Setelah pecah Perang Dunia II, Clavell (16 tahun) diberangkatkan Royal Artillery ke Malaya pada tahun 1940 untuk berperang melawan Jepang. Ia terluka akibat tembakan senapan mesin, dan akhirnya tertangkap. Setelah ditangkap, ia dikirim ke kamp tawanan perang di Jawa, sebelum kemudian dipindahkan ke Penjara Changi di Singapura.

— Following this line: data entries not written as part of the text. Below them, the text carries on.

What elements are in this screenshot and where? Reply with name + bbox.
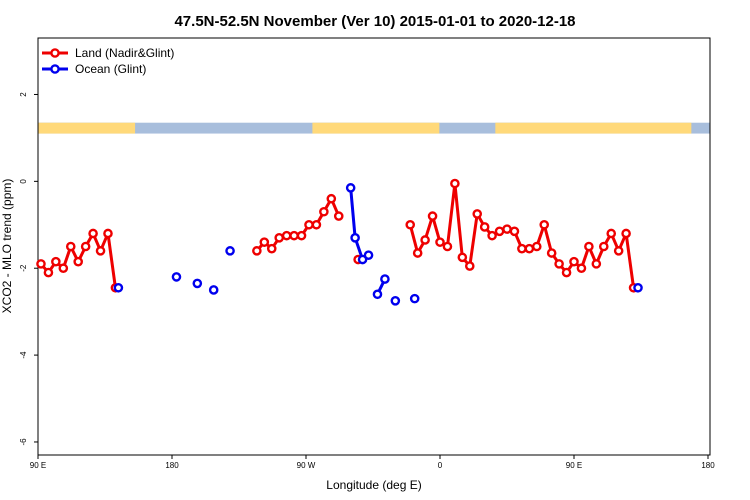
land-data-point [539, 219, 550, 230]
x-tick-label: 90 E [566, 461, 582, 470]
land-data-point [333, 211, 344, 221]
ocean-data-point [357, 254, 368, 265]
series-layer [36, 178, 643, 306]
ocean-data-point [372, 289, 383, 300]
ocean-data-point [171, 272, 182, 282]
land-data-point [442, 241, 453, 252]
land-data-point [531, 241, 542, 252]
legend: Land (Nadir&Glint) Ocean (Glint) [42, 46, 174, 76]
land-data-point [252, 246, 262, 256]
land-data-point [487, 230, 497, 241]
ocean-data-point [350, 233, 360, 243]
x-axis-label: Longitude (deg E) [326, 478, 421, 492]
land-data-point [464, 261, 475, 271]
y-tick-label: -6 [19, 438, 28, 446]
land-band-segment [312, 122, 440, 134]
ocean-data-point [363, 250, 374, 260]
legend-land-label: Land (Nadir&Glint) [75, 46, 174, 60]
land-ocean-band [38, 122, 710, 134]
land-data-point [621, 228, 631, 239]
land-data-point [289, 230, 299, 241]
land-data-point [450, 178, 460, 189]
ocean-data-point [208, 285, 219, 295]
y-tick-label: -4 [19, 351, 28, 359]
y-axis-label: XCO2 - MLO trend (ppm) [0, 179, 14, 314]
ocean-data-point [192, 278, 203, 289]
ocean-data-point [225, 246, 235, 256]
land-data-point [517, 243, 527, 254]
land-data-point [95, 246, 106, 256]
land-data-point [554, 259, 564, 269]
land-data-point [472, 209, 483, 219]
y-tick-label: 0 [19, 179, 28, 184]
land-data-point [51, 256, 61, 267]
land-data-point [613, 246, 624, 256]
x-tick-label: 180 [701, 461, 715, 470]
land-data-point [591, 259, 602, 269]
land-data-point [281, 230, 292, 241]
land-data-point [561, 267, 572, 278]
land-data-point [546, 248, 557, 258]
land-band-segment [495, 122, 692, 134]
land-data-point [457, 252, 468, 263]
land-data-point [88, 228, 98, 239]
land-data-point [479, 222, 490, 232]
land-data-point [319, 206, 329, 217]
land-data-point [494, 226, 505, 237]
x-tick-label: 90 W [297, 461, 316, 470]
land-data-point [584, 241, 594, 252]
land-data-point [266, 243, 277, 254]
land-data-point [405, 219, 416, 230]
land-data-point [103, 228, 113, 239]
plot-frame [37, 37, 711, 456]
x-axis: 90 E 180 90 W 0 90 E 180 [30, 455, 715, 470]
land-data-point [73, 256, 83, 267]
land-data-point [304, 219, 314, 230]
land-data-point [427, 211, 438, 221]
land-data-point [576, 263, 587, 274]
legend-ocean-marker [50, 64, 60, 74]
land-data-point [36, 259, 46, 269]
land-data-point [296, 230, 307, 241]
land-band-segment [38, 122, 136, 134]
land-data-point [412, 248, 423, 258]
ocean-data-point [345, 183, 356, 193]
land-data-point [274, 233, 285, 243]
ocean-series-line [349, 187, 370, 262]
land-data-point [80, 241, 91, 252]
x-tick-label: 90 E [30, 461, 46, 470]
y-tick-label: -2 [19, 264, 28, 272]
land-data-point [569, 256, 579, 267]
y-axis: 2 0 -2 -4 -6 [19, 92, 38, 446]
ocean-data-point [380, 274, 390, 284]
ocean-data-point [390, 295, 401, 306]
land-data-point [598, 241, 609, 252]
x-tick-label: 180 [165, 461, 179, 470]
x-tick-label: 0 [438, 461, 443, 470]
land-data-point [259, 237, 270, 247]
ocean-data-point [633, 282, 643, 293]
land-series-line [408, 182, 636, 288]
land-data-point [509, 226, 520, 237]
legend-ocean-label: Ocean (Glint) [75, 62, 146, 76]
land-data-point [606, 228, 617, 239]
chart-title: 47.5N-52.5N November (Ver 10) 2015-01-01… [174, 13, 575, 30]
land-data-point [311, 219, 322, 230]
legend-land-marker [50, 48, 60, 58]
land-data-point [326, 193, 337, 204]
land-series-line [255, 197, 341, 252]
land-data-point [420, 235, 430, 245]
y-tick-label: 2 [19, 92, 28, 97]
ocean-data-point [409, 293, 420, 304]
land-data-point [435, 237, 445, 247]
ocean-data-point [113, 282, 124, 293]
land-data-point [58, 263, 69, 274]
land-data-point [43, 267, 54, 278]
land-data-point [502, 224, 512, 234]
land-data-point [524, 243, 535, 254]
land-data-point [65, 241, 76, 252]
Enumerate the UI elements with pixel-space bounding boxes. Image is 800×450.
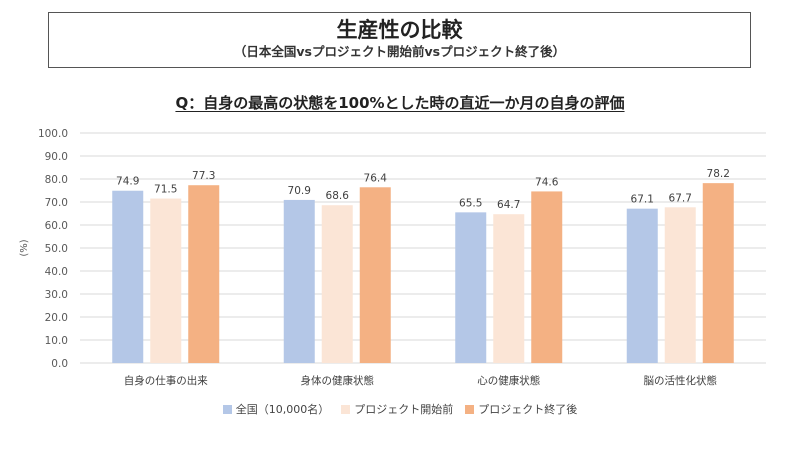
bar-series-1-2 xyxy=(493,214,525,363)
bar-value-label: 71.5 xyxy=(154,184,177,196)
title-box: 生産性の比較 （日本全国vsプロジェクト開始前vsプロジェクト終了後） xyxy=(48,12,751,68)
legend-swatch xyxy=(465,404,475,414)
bar-series-2-0 xyxy=(188,185,220,363)
x-category-label: 身体の健康状態 xyxy=(301,374,375,387)
bar-value-label: 77.3 xyxy=(192,170,215,182)
bar-value-label: 74.6 xyxy=(535,176,559,188)
y-tick-label: 20.0 xyxy=(45,312,68,324)
legend-swatch xyxy=(341,404,351,414)
bar-series-1-1 xyxy=(321,205,353,363)
legend-item: プロジェクト開始前 xyxy=(341,401,453,417)
x-category-label: 自身の仕事の出来 xyxy=(124,374,208,387)
chart-main-title: 生産性の比較 xyxy=(336,18,463,42)
bar-value-label: 74.9 xyxy=(116,176,139,188)
bar-series-0-0 xyxy=(112,190,144,363)
x-category-label: 心の健康状態 xyxy=(477,374,540,387)
y-tick-label: 10.0 xyxy=(45,335,68,347)
bar-series-0-3 xyxy=(626,208,658,363)
bar-series-2-3 xyxy=(702,183,734,363)
legend-item: プロジェクト終了後 xyxy=(465,401,577,417)
bar-value-label: 67.7 xyxy=(669,192,692,204)
bar-series-1-0 xyxy=(150,198,182,363)
legend-label: プロジェクト開始前 xyxy=(354,403,454,416)
y-tick-label: 0.0 xyxy=(51,358,68,370)
x-category-label: 脳の活性化状態 xyxy=(644,374,718,387)
y-tick-label: 60.0 xyxy=(45,220,68,232)
bar-series-2-2 xyxy=(531,191,563,363)
bar-series-1-3 xyxy=(664,207,696,363)
y-tick-label: 40.0 xyxy=(45,266,68,278)
bar-value-label: 65.5 xyxy=(459,197,482,209)
legend-swatch xyxy=(222,404,232,414)
bar-value-label: 68.6 xyxy=(326,190,350,202)
legend-label: プロジェクト終了後 xyxy=(478,403,578,416)
bar-value-label: 64.7 xyxy=(497,199,520,211)
bar-value-label: 67.1 xyxy=(631,194,654,206)
question-heading: Q：自身の最高の状態を100%とした時の直近一か月の自身の評価 xyxy=(0,92,800,113)
legend-label: 全国（10,000名） xyxy=(235,403,330,416)
y-tick-label: 70.0 xyxy=(45,197,68,209)
y-tick-label: 80.0 xyxy=(45,174,68,186)
y-tick-label: 50.0 xyxy=(45,243,68,255)
bar-series-2-1 xyxy=(359,187,391,363)
chart-subtitle: （日本全国vsプロジェクト開始前vsプロジェクト終了後） xyxy=(233,44,566,59)
bar-series-0-1 xyxy=(283,199,315,363)
y-axis-label: (%) xyxy=(19,239,30,256)
y-tick-label: 30.0 xyxy=(45,289,68,301)
y-tick-label: 90.0 xyxy=(45,151,68,163)
bar-value-label: 78.2 xyxy=(707,168,730,180)
bar-value-label: 76.4 xyxy=(364,172,388,184)
bar-series-0-2 xyxy=(455,212,487,363)
y-tick-label: 100.0 xyxy=(38,128,68,140)
legend-item: 全国（10,000名） xyxy=(222,401,330,417)
bar-value-label: 70.9 xyxy=(288,185,311,197)
question-text: Q：自身の最高の状態を100%とした時の直近一か月の自身の評価 xyxy=(175,94,625,112)
chart-legend: 全国（10,000名） プロジェクト開始前 プロジェクト終了後 xyxy=(0,401,800,417)
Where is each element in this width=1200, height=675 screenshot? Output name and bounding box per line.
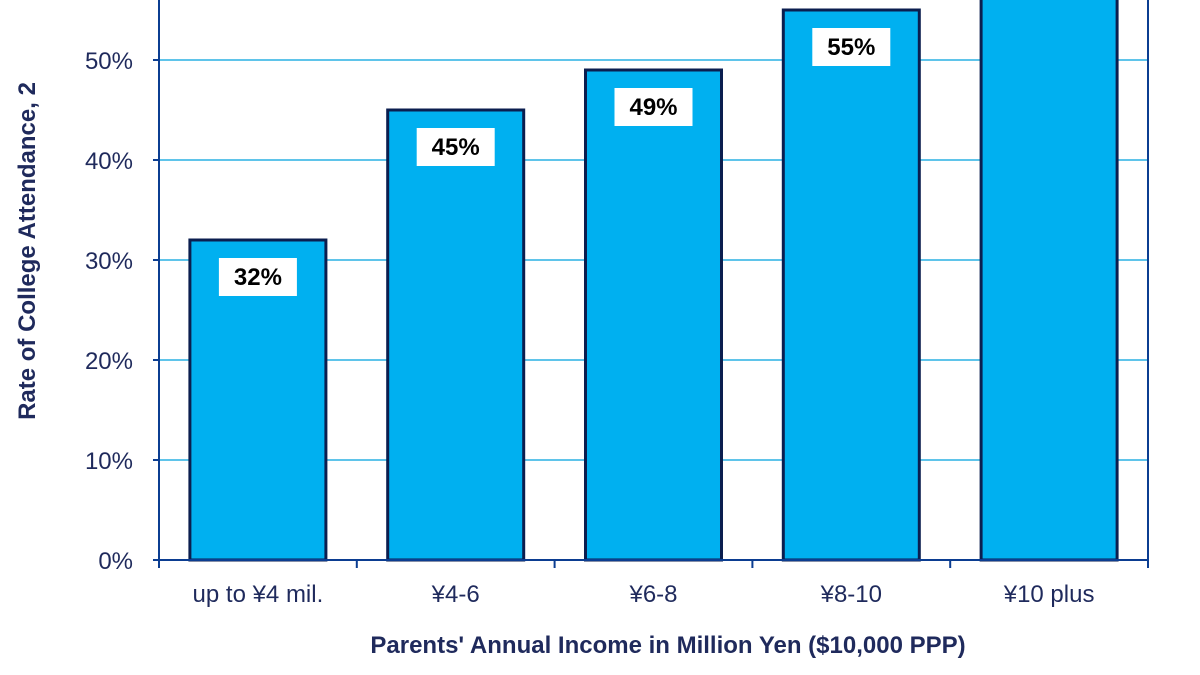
bar — [584, 68, 723, 562]
x-tick-label: ¥10 plus — [1003, 581, 1095, 608]
data-label-box — [812, 28, 891, 66]
data-label-box — [416, 128, 495, 166]
axes — [153, 0, 1149, 568]
x-tick-label: ¥6-8 — [628, 581, 677, 608]
y-tick-label: 10% — [85, 448, 133, 475]
data-labels: 32% 45% 49% 55% — [218, 28, 891, 296]
data-label-box — [218, 258, 297, 296]
tick-labels: up to ¥4 mil. ¥4-6 ¥6-8 ¥8-10 ¥10 plus 0% 10% 2… — [85, 48, 1095, 608]
y-tick-label: 0% — [98, 548, 133, 575]
data-label-box — [614, 88, 693, 126]
x-tick-label: ¥8-10 — [820, 581, 882, 608]
x-axis-title: Parents' Annual Income in Million Yen ($… — [370, 632, 965, 659]
data-label: 55% — [827, 34, 875, 61]
x-tick-label: up to ¥4 mil. — [193, 581, 324, 608]
x-tick-label: ¥4-6 — [431, 581, 480, 608]
bar — [781, 8, 921, 562]
data-label: 45% — [432, 134, 480, 161]
bar — [979, 0, 1119, 562]
y-tick-label: 50% — [85, 48, 133, 75]
y-tick-label: 20% — [85, 348, 133, 375]
y-axis-title: Rate of College Attendance, 2 — [14, 82, 41, 420]
data-label: 32% — [234, 264, 282, 291]
bars — [188, 0, 1119, 562]
bar — [386, 108, 526, 562]
y-tick-label: 40% — [85, 148, 133, 175]
y-tick-label: 30% — [85, 248, 133, 275]
data-label: 49% — [629, 94, 677, 121]
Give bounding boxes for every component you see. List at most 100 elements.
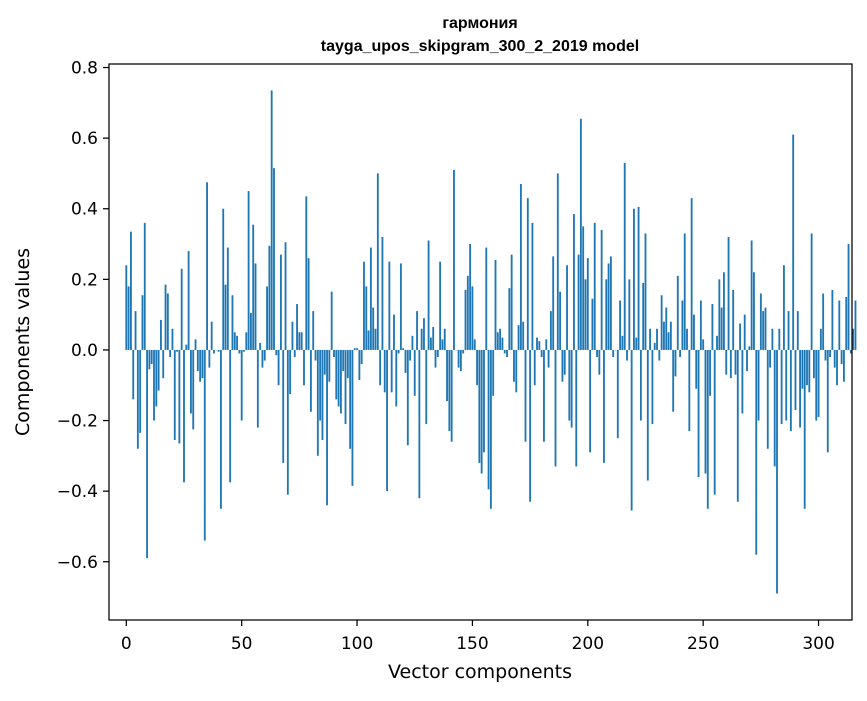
bar-component-46 bbox=[232, 295, 234, 350]
bar-component-31 bbox=[197, 350, 199, 371]
bar-component-108 bbox=[375, 329, 377, 350]
bar-component-235 bbox=[668, 332, 670, 350]
bar-component-251 bbox=[705, 350, 707, 474]
bar-component-196 bbox=[578, 255, 580, 350]
bar-component-249 bbox=[700, 301, 702, 350]
bar-component-264 bbox=[735, 350, 737, 375]
bar-component-116 bbox=[393, 315, 395, 350]
bar-component-129 bbox=[423, 318, 425, 350]
bar-component-70 bbox=[287, 350, 289, 495]
bar-component-3 bbox=[132, 350, 134, 399]
bar-component-148 bbox=[467, 276, 469, 350]
bar-component-184 bbox=[550, 311, 552, 350]
bar-component-74 bbox=[296, 304, 298, 350]
bar-component-53 bbox=[248, 191, 250, 350]
bar-component-161 bbox=[497, 332, 499, 350]
bar-component-23 bbox=[178, 350, 180, 444]
bar-component-5 bbox=[137, 350, 139, 449]
bar-component-8 bbox=[144, 223, 146, 350]
bar-component-239 bbox=[677, 276, 679, 350]
bar-component-172 bbox=[522, 322, 524, 350]
y-tick-label: 0.0 bbox=[71, 341, 98, 361]
bar-component-130 bbox=[425, 350, 427, 424]
bar-component-37 bbox=[211, 322, 213, 350]
bar-component-149 bbox=[469, 244, 471, 350]
bar-component-220 bbox=[633, 209, 635, 350]
bar-component-224 bbox=[642, 283, 644, 350]
bar-component-175 bbox=[529, 350, 531, 502]
bar-component-100 bbox=[356, 348, 358, 350]
bar-component-50 bbox=[241, 350, 243, 421]
bar-component-120 bbox=[402, 348, 404, 350]
bar-component-66 bbox=[278, 350, 280, 385]
bar-component-316 bbox=[855, 301, 857, 350]
bar-component-144 bbox=[458, 350, 460, 368]
bar-component-92 bbox=[338, 350, 340, 406]
bar-component-284 bbox=[781, 350, 783, 424]
bar-component-310 bbox=[841, 350, 843, 364]
bar-component-222 bbox=[638, 207, 640, 350]
bar-component-132 bbox=[430, 338, 432, 350]
bar-component-252 bbox=[707, 350, 709, 509]
bar-component-308 bbox=[836, 350, 838, 385]
bar-component-75 bbox=[298, 332, 300, 350]
bar-component-261 bbox=[728, 237, 730, 350]
y-tick-label: −0.2 bbox=[57, 412, 98, 432]
bar-component-179 bbox=[538, 341, 540, 350]
bar-component-147 bbox=[465, 290, 467, 350]
x-tick-label: 150 bbox=[456, 634, 488, 654]
bar-component-69 bbox=[285, 242, 287, 350]
bar-component-26 bbox=[185, 345, 187, 350]
bar-component-305 bbox=[829, 350, 831, 357]
bar-component-56 bbox=[255, 263, 257, 349]
bar-component-170 bbox=[518, 325, 520, 350]
bar-component-237 bbox=[672, 350, 674, 412]
bar-component-99 bbox=[354, 348, 356, 350]
bar-component-276 bbox=[762, 311, 764, 350]
bar-component-192 bbox=[568, 350, 570, 421]
bar-component-80 bbox=[310, 350, 312, 412]
bar-component-7 bbox=[142, 295, 144, 350]
bar-component-110 bbox=[379, 350, 381, 385]
bar-component-256 bbox=[716, 336, 718, 350]
bar-component-64 bbox=[273, 168, 275, 350]
bar-component-21 bbox=[174, 350, 176, 440]
bar-component-214 bbox=[619, 301, 621, 350]
bar-component-176 bbox=[531, 223, 533, 350]
bar-component-271 bbox=[751, 241, 753, 350]
bar-component-58 bbox=[259, 343, 261, 350]
bar-component-210 bbox=[610, 256, 612, 350]
bar-component-11 bbox=[151, 350, 153, 364]
bar-component-226 bbox=[647, 350, 649, 481]
bar-component-85 bbox=[322, 350, 324, 440]
bar-component-299 bbox=[815, 350, 817, 421]
bar-component-296 bbox=[808, 350, 810, 392]
bar-component-117 bbox=[395, 350, 397, 406]
bar-component-204 bbox=[596, 350, 598, 357]
bar-component-49 bbox=[238, 350, 240, 354]
bar-component-36 bbox=[208, 350, 210, 368]
bar-component-273 bbox=[755, 350, 757, 555]
bar-component-35 bbox=[206, 182, 208, 350]
bar-component-208 bbox=[605, 279, 607, 350]
bar-component-167 bbox=[511, 255, 513, 350]
bar-component-205 bbox=[598, 350, 600, 375]
bar-component-79 bbox=[308, 258, 310, 350]
bar-component-216 bbox=[624, 163, 626, 350]
bar-component-67 bbox=[280, 255, 282, 350]
bar-component-89 bbox=[331, 292, 333, 350]
bar-component-73 bbox=[294, 350, 296, 357]
bar-component-102 bbox=[361, 350, 363, 364]
bar-component-241 bbox=[681, 301, 683, 350]
bar-component-97 bbox=[349, 350, 351, 449]
bar-component-109 bbox=[377, 173, 379, 350]
bar-component-52 bbox=[245, 332, 247, 350]
bar-component-153 bbox=[478, 350, 480, 463]
bar-component-298 bbox=[813, 350, 815, 378]
bar-component-217 bbox=[626, 350, 628, 361]
bar-component-189 bbox=[561, 350, 563, 382]
bar-component-277 bbox=[765, 308, 767, 350]
bar-component-233 bbox=[663, 322, 665, 350]
bar-component-77 bbox=[303, 350, 305, 385]
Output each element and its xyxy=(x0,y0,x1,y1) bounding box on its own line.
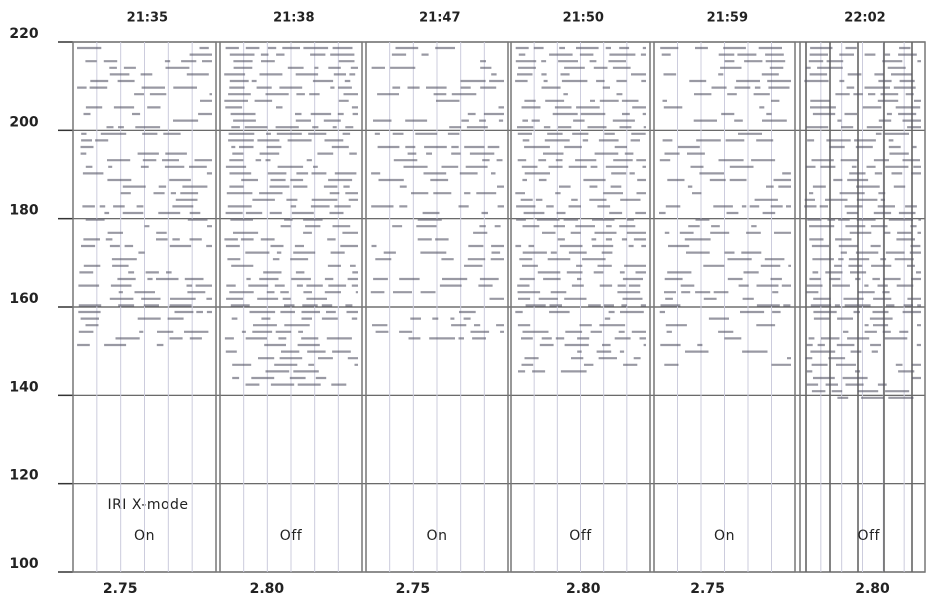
y-tick-label: 160 xyxy=(9,291,38,307)
y-tick-label: 100 xyxy=(9,556,38,572)
panel-title: 21:47 xyxy=(419,11,460,26)
panel-title: 21:38 xyxy=(273,11,314,26)
y-tick-label: 120 xyxy=(9,468,38,484)
y-tick-label: 180 xyxy=(9,203,38,219)
panel-title: 21:35 xyxy=(127,11,168,26)
y-tick-label: 200 xyxy=(9,114,38,130)
x-tick-label: 2.80 xyxy=(855,581,890,597)
x-tick-label: 2.75 xyxy=(690,581,725,597)
mode-label: Off xyxy=(280,528,303,544)
x-tick-label: 2.75 xyxy=(396,581,431,597)
mode-label: On xyxy=(134,528,155,544)
x-tick-label: 2.80 xyxy=(566,581,601,597)
panel-title: 21:50 xyxy=(563,11,604,26)
y-tick-label: 140 xyxy=(9,379,38,395)
mode-label: On xyxy=(714,528,735,544)
panel-title: 22:02 xyxy=(844,11,885,26)
x-tick-label: 2.80 xyxy=(250,581,285,597)
mode-label: Off xyxy=(858,528,881,544)
y-tick-label: 220 xyxy=(9,26,38,42)
annotation: IRI X-mode xyxy=(107,497,188,513)
x-tick-label: 2.75 xyxy=(103,581,138,597)
chart: IRI X-mode 100 120 140 160 180 200 220 21:35 On 2… xyxy=(0,0,929,602)
mode-label: On xyxy=(427,528,448,544)
panel-title: 21:59 xyxy=(707,11,748,26)
mode-label: Off xyxy=(569,528,592,544)
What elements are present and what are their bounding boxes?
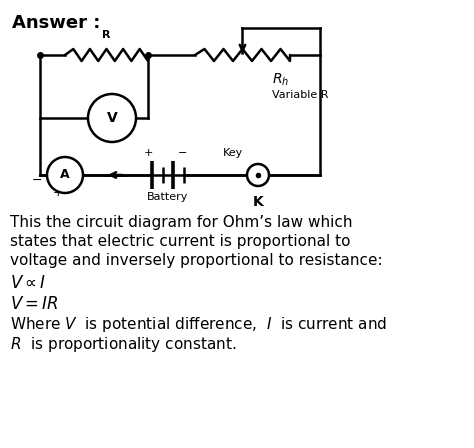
Circle shape [47, 157, 83, 193]
Text: Battery: Battery [147, 192, 189, 202]
Circle shape [88, 94, 136, 142]
Circle shape [247, 164, 269, 186]
Text: This the circuit diagram for Ohm’s law which: This the circuit diagram for Ohm’s law w… [10, 215, 353, 230]
Text: K: K [253, 195, 264, 209]
Text: $R_h$: $R_h$ [272, 72, 289, 88]
Text: voltage and inversely proportional to resistance:: voltage and inversely proportional to re… [10, 253, 383, 268]
Text: $V \propto I$: $V \propto I$ [10, 274, 46, 292]
Text: −: − [178, 148, 188, 158]
Text: $V = IR$: $V = IR$ [10, 295, 59, 313]
Text: Where $V$  is potential difference,  $I$  is current and: Where $V$ is potential difference, $I$ i… [10, 315, 387, 334]
Text: Variable R: Variable R [272, 90, 328, 100]
Text: −: − [32, 173, 42, 186]
Text: Answer :: Answer : [12, 14, 100, 32]
Text: +: + [53, 185, 64, 198]
Text: Key: Key [223, 148, 243, 158]
Text: $R$  is proportionality constant.: $R$ is proportionality constant. [10, 335, 237, 354]
Text: R: R [102, 30, 110, 40]
Text: +: + [143, 148, 153, 158]
Text: states that electric current is proportional to: states that electric current is proporti… [10, 234, 350, 249]
Text: V: V [107, 111, 118, 125]
Text: A: A [60, 168, 70, 181]
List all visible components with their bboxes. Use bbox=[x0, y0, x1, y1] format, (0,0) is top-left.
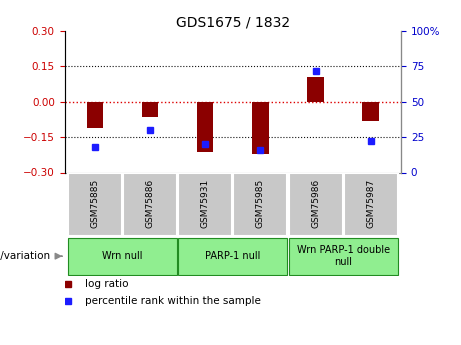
Bar bbox=[307, 77, 324, 102]
Text: Wrn PARP-1 double
null: Wrn PARP-1 double null bbox=[296, 245, 390, 267]
Text: genotype/variation: genotype/variation bbox=[0, 251, 51, 261]
Bar bbox=[197, 102, 213, 152]
Bar bbox=[68, 172, 122, 236]
Bar bbox=[252, 102, 269, 154]
Bar bbox=[178, 237, 287, 275]
Bar bbox=[233, 172, 287, 236]
Bar bbox=[178, 172, 232, 236]
Text: GSM75985: GSM75985 bbox=[256, 178, 265, 228]
Bar bbox=[289, 237, 398, 275]
Bar bbox=[68, 237, 177, 275]
Text: percentile rank within the sample: percentile rank within the sample bbox=[85, 296, 260, 306]
Bar bbox=[142, 102, 158, 117]
Text: Wrn null: Wrn null bbox=[102, 251, 143, 261]
Bar bbox=[87, 102, 103, 128]
Bar bbox=[344, 172, 398, 236]
Title: GDS1675 / 1832: GDS1675 / 1832 bbox=[176, 16, 290, 30]
Bar bbox=[289, 172, 343, 236]
Text: PARP-1 null: PARP-1 null bbox=[205, 251, 260, 261]
Bar bbox=[362, 102, 379, 121]
Text: GSM75886: GSM75886 bbox=[146, 178, 154, 228]
Text: GSM75987: GSM75987 bbox=[366, 178, 375, 228]
Text: GSM75931: GSM75931 bbox=[201, 178, 210, 228]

Di dalam tahanan, Clavell dibuat sangat menderita oleh tentara Jepang. Changi sangat terkenal dengan kondisi kehidupan yang buruk, dan menurut pendahuluan novel King Rat yang ditulis Clavell, 90% dari tawanan yang dimasukkan ke Changi, tidak pernah keluar, walaupun angka mortalitas yang sebenarnya masih di bawah 1%.[1] Clavell bersama seluruh batalionnya, menurut kabar berhasil diselamatkan, oleh seorang tawanan perang yang nantinya menjadi model untuk tokoh The King dalam novel King Rat,
Pada tahun 1946, Clavell naik pangkat sebagai kapten, tetapi kecelakaan sepeda motor mengakhiri karier militernya. Ia masuk ke Universitas Birmingham, tempatnya bertemu aktris April Stride. Keduanya menikah pada tahun 1951.
Ia meninggal dunia pada tahun 1994 akibat stroke sementara menderita kanker di Swiss, sebulan sebelum ulang tahun ke-70.
Berkat kemurahan hati April Clavell, perpustakaan dan arsip di Museum Royal Artillery yang berada di Royal Arsenal diberi nama Perpustakaan dan Arsip James Clavell.[2]